Une seconde dimension de cet état d'esprit typique qui peut influencer la manière de faire le territoire alpin est sans doute plus anthropologique339(*). Selon l'expression familière, en montagne, « tout le monde connait tout le monde » : cette caractéristique permet souvent de distinguer les espaces ruraux des espaces urbains et métropolitains, mais en matière de foncier, cela constitue une véritable « problématique ». Faisant écho à l'échelle la mieux adaptée pour traiter des questions foncières, celle de l'intercommunalité ou du bassin de vie est plébiscitée dans le but, entre autre, d'éloigner le pouvoir décisionnel de l'échelon communal, trop enclin à l'influence des demandes individuelles au lieu de servir l'intérêt du collectif.

Les territoires alpins ne font donc pas exception à cette problématique du foncier, peut-être bien au contraire. Sur un territoire montagnard où des communautés d'intérêts (essentiellement économiques) peuvent être plus fortes et plus persistantes qu'ailleurs, dont les acteurs institutionnels et économiques sont enchevêtrés ou se confondent même souvent, la gestion du foncier (du droit, de l'argent et de la politique340(*)) est hautement plus délicate que l'implication de chacun dans les affaires locales est forte.
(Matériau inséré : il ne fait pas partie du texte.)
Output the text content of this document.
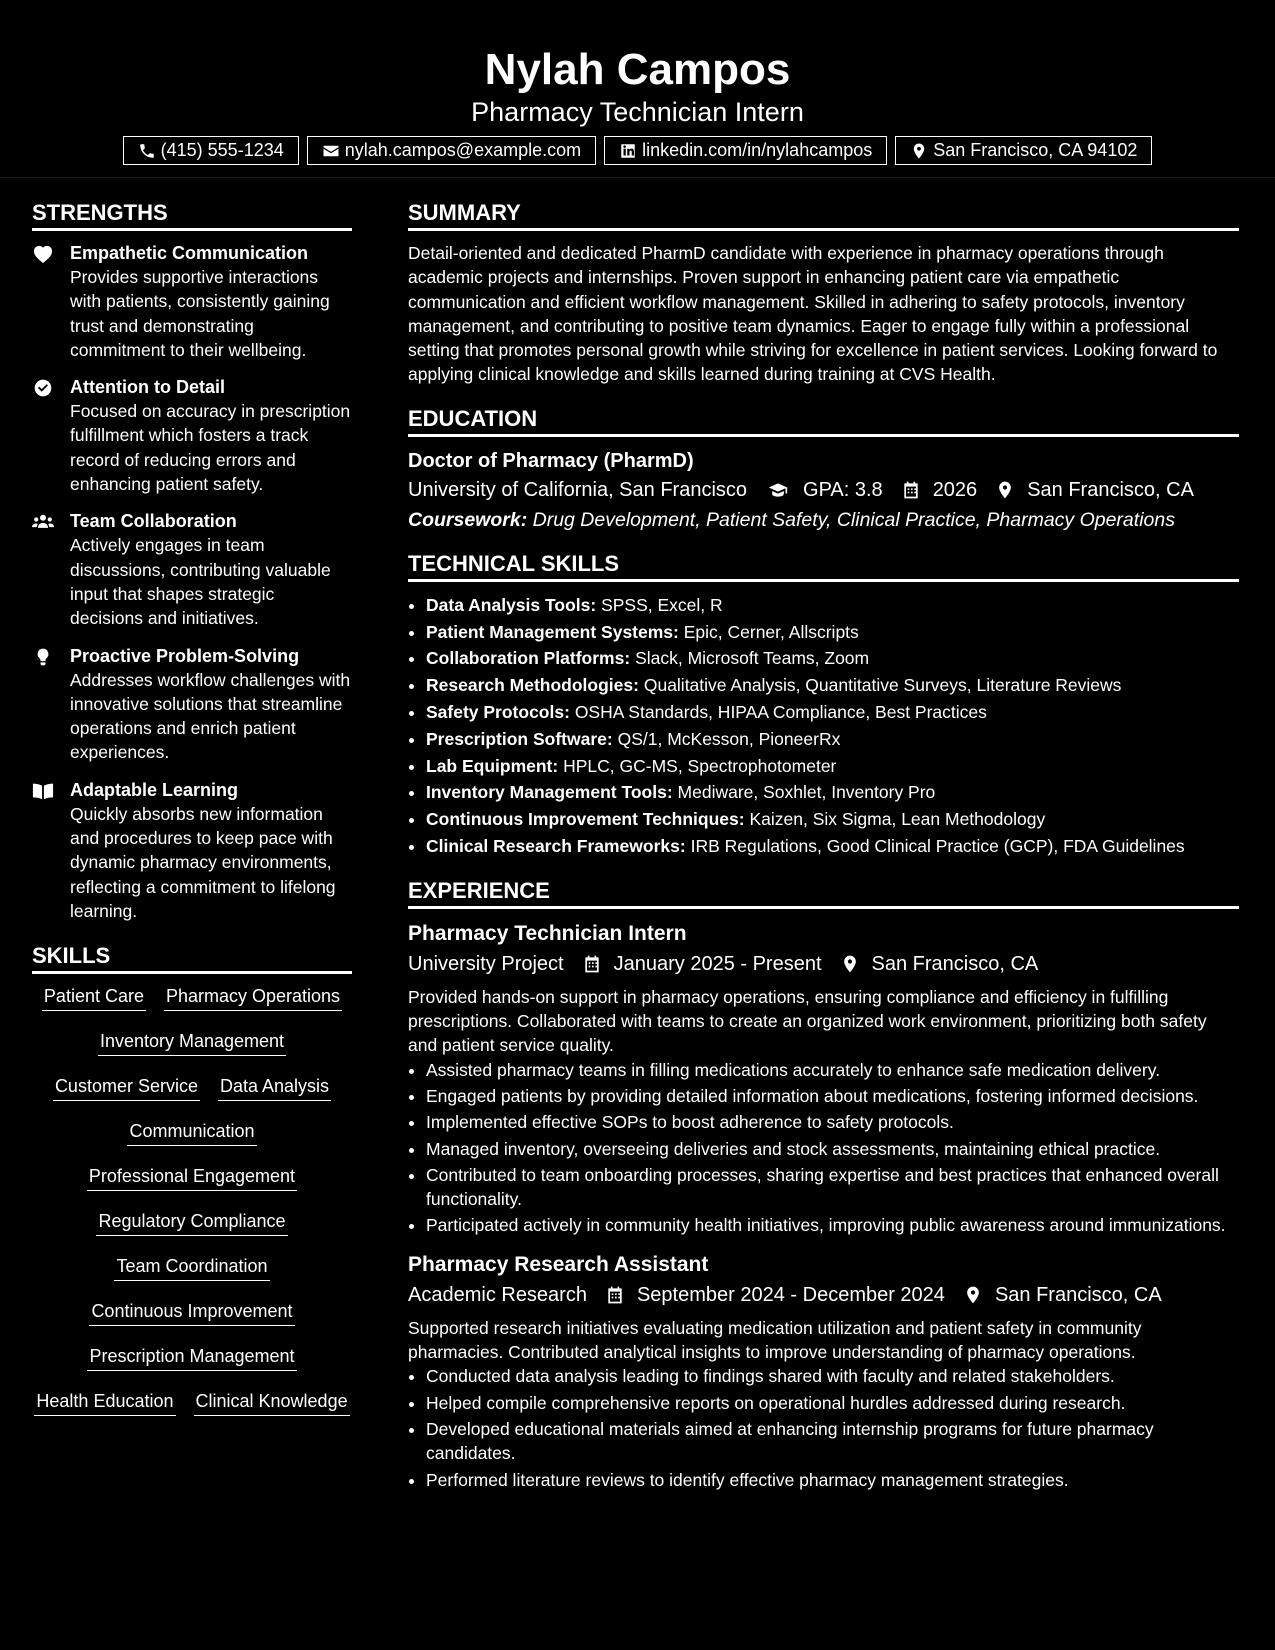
Nylah Campos
Pharmacy Technician Intern
(415) 555-1234	nylah.campos@example.com	linkedin.com/in/nylahcampos	San Francisco, CA 94102
STRENGTHS
Empathetic Communication
Provides supportive interactions with patients, consistently gaining trust and demonstrating commitment to their wellbeing.
Attention to Detail
Focused on accuracy in prescription fulfillment which fosters a track record of reducing errors and enhancing patient safety.
Team Collaboration
Actively engages in team discussions, contributing valuable input that shapes strategic decisions and initiatives.
Proactive Problem-Solving
Addresses workflow challenges with innovative solutions that streamline operations and enrich patient experiences.
Adaptable Learning
Quickly absorbs new information and procedures to keep pace with dynamic pharmacy environments, reflecting a commitment to lifelong learning.
SKILLS
Patient Care Pharmacy Operations
Inventory Management
Customer Service Data Analysis
Communication
Professional Engagement
Regulatory Compliance
Team Coordination
Continuous Improvement
Prescription Management
Health Education Clinical Knowledge
SUMMARY

Detail-oriented and dedicated PharmD candidate with experience in pharmacy operations through academic projects and internships. Proven support in enhancing patient care via empathetic communication and efficient workflow management. Skilled in adhering to safety protocols, inventory management, and contributing to positive team dynamics. Eager to engage fully within a professional setting that promotes personal growth while striving for excellence in patient services. Looking forward to applying clinical knowledge and skills learned during training at CVS Health.

EDUCATION
Doctor of Pharmacy (PharmD)
University of California, San Francisco	GPA: 3.8	2026	San Francisco, CA
Coursework: Drug Development, Patient Safety, Clinical Practice, Pharmacy Operations
TECHNICAL SKILLS
• Data Analysis Tools: SPSS, Excel, R
• Patient Management Systems: Epic, Cerner, Allscripts
• Collaboration Platforms: Slack, Microsoft Teams, Zoom
• Research Methodologies: Qualitative Analysis, Quantitative Surveys, Literature Reviews
• Safety Protocols: OSHA Standards, HIPAA Compliance, Best Practices
• Prescription Software: QS/1, McKesson, PioneerRx
• Lab Equipment: HPLC, GC-MS, Spectrophotometer
• Inventory Management Tools: Mediware, Soxhlet, Inventory Pro
• Continuous Improvement Techniques: Kaizen, Six Sigma, Lean Methodology
• Clinical Research Frameworks: IRB Regulations, Good Clinical Practice (GCP), FDA Guidelines
EXPERIENCE
Pharmacy Technician Intern
University Project	January 2025 - Present	San Francisco, CA
Provided hands-on support in pharmacy operations, ensuring compliance and efficiency in fulfilling prescriptions. Collaborated with teams to create an organized work environment, prioritizing both safety and patient service quality.
• Assisted pharmacy teams in filling medications accurately to enhance safe medication delivery.
• Engaged patients by providing detailed information about medications, fostering informed decisions.
• Implemented effective SOPs to boost adherence to safety protocols.
• Managed inventory, overseeing deliveries and stock assessments, maintaining ethical practice.
• Contributed to team onboarding processes, sharing expertise and best practices that enhanced overall functionality.
• Participated actively in community health initiatives, improving public awareness around immunizations.
Pharmacy Research Assistant
Academic Research	September 2024 - December 2024	San Francisco, CA
Supported research initiatives evaluating medication utilization and patient safety in community pharmacies. Contributed analytical insights to improve understanding of pharmacy operations.
• Conducted data analysis leading to findings shared with faculty and related stakeholders.
• Helped compile comprehensive reports on operational hurdles addressed during research.
• Developed educational materials aimed at enhancing internship programs for future pharmacy candidates.
• Performed literature reviews to identify effective pharmacy management strategies.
Cette « communauté montagnarde d'intérêts » semble rassemblée autour d'une même vision de l'aménagement et du développement de la montagne, partageant probablement une identité montagnarde commune et fréquentant les mêmes institutions politiques et économiques (par exemple, l'ANEM, l'ANMSM, les CCI, Ski France, France Neige International, etc.). Pour autant, l'implication parfois personnelle de certains élus de montagne ne signifie pas fatalement l'absence de projet de territoire sur le long terme. A l'inverse d'un élu « de plaine » qui peut s'en aller à l'issu de son mandat, les élus de montagne qui sont communément « du cru » restent bien souvent, même s'ils ne sont pas réélus : finalement, ils assument peut-être plus qu'ailleurs les conséquences de leurs actions, y compris en matière de foncier. Trouver un équilibre entre implication personnelle, familiale, ou amicale et intérêt général au coeur d'un projet de territoire « durable »341(*) apparait donc le plus ardu au sein de ces communautés alpines.

Cependant, afin d'étayer l'hypothèse d'un état d'esprit typique alpin et les suppositions évoquées précédemment, il serait nécessaire de rechercher des études sociologiques ou anthropologiques des acteurs alpins d'aujourd'hui, ou d'en réaliser, par exemple à la manière des travaux des sociologues Monique Pinçon-Charlot et Michel Pinçon sur la bourgeoisie française342(*).

* 337 Entretien n°6, CAUE 74

* 338 Définition du Petit Larousse illustré 2007

* 339 Anthropologique dans le sens où il s'agit de « l'étude générale de l'homme sous le rapport de sa nature individuelle ou de son existence collective, sa relation physique ou spirituelle au monde, ses variations dans l'espace et dans le temps », définition du CNRTL, op. cit.

* 340 cf. Partie I

* 341 Au sens de « qui dure longtemps, qui est de longue durée, qui présente de la stabilité et de la constance dans le temps », définition du CNRTL, op. cit.

* 342 A lire par exemple : Les Ghettos du Gotha : Comment la bourgeoisie défend ses espaces, Seuil, 2007, 294p.